Hashing Speed: SHA256 vs Murmur3

So I did some IBLT research (as posted to bitcoin-dev ) and I lazily used SHA256 to create both the temporary 48-bit txids, and from them to create a 16-bit index offset.  Each node has to produce these for every bitcoin transaction ID it knows about (ie. its entire mempool), which is normally less than 10,000 transactions, but we’d better plan for 1M given the coming blopockalypse.

For txid48, we hash an 8 byte seed with the 32-byte txid; I ignored the 8 byte seed for the moment, and measured various implementations of SHA256 hashing 32 bytes on on my Intel Core i3-5010U CPU @ 2.10GHz laptop (though note we’d be hashing 8 extra bytes for IBLT): (implementation in CCAN)

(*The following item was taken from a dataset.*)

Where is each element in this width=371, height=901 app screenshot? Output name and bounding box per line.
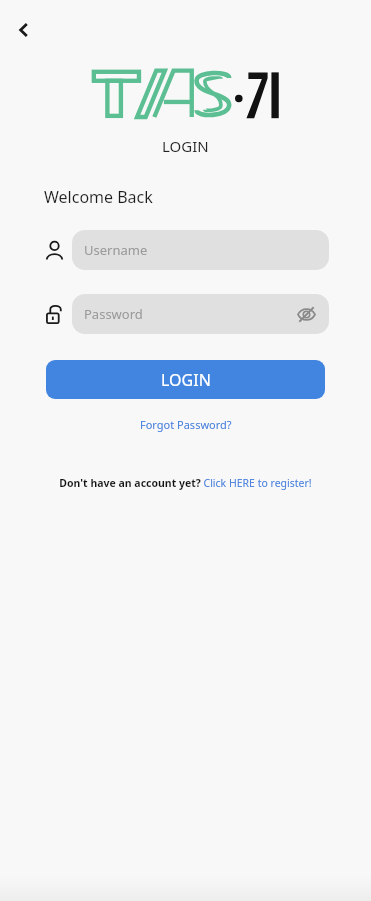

  1. Bitcoin’s SHA256: 527.7+/-0.9 nsec
  2. Optimizing the block ending on bitcoin’s SHA256: 500.4+/-0.66 nsec
  3. Intel’s asm rorx: 314.1+/-0.3 nsec
  4. Intel’s asm SSE4 337.5+/-0.5 nsec
  5. Intel’s asm RORx-x8ms 458.6+/-2.2 nsec
  6. Intel’s asm AVX 336.1+/-0.3 nsec

So, if you have 1M transactions in your mempool, expect it to take about 0.62 seconds of hashing to calculate the IBLT.  This is too slow (though it’s fairly trivially parallelizable).  However, we just need a universal hash, not a cryptographic one, so I benchmarked murmur3_x64_128:

  1. Murmur3-128: 23 nsec

That’s more like 0.046 seconds of hashing, which seems like enough of a win to add a new hash to the mix.

4 thoughts on “Hashing Speed: SHA256 vs Murmur3”

  1. Hi Rusty,
    very interesting article!
    Thanks for your hard work on Lightning Network.. i’m on the mailing list.

    Greets from Italy,
    Andrea

  2. > expect it to take about 0.62 seconds of hashing to calculate the IBLT. This is too slow

    Why is that too slow? I understand that blocks may have to traverse a number of hops, but 0.62 seconds is very short compared to 10 minutes. Why is incredibly fast block propagation required?

    1. Basically because it crossed my mental threshold of being worth optimizing. At half a second, we have to think about DoS risk, whether it’s better to just send the whole block on far connections, etc.

Comments are closed.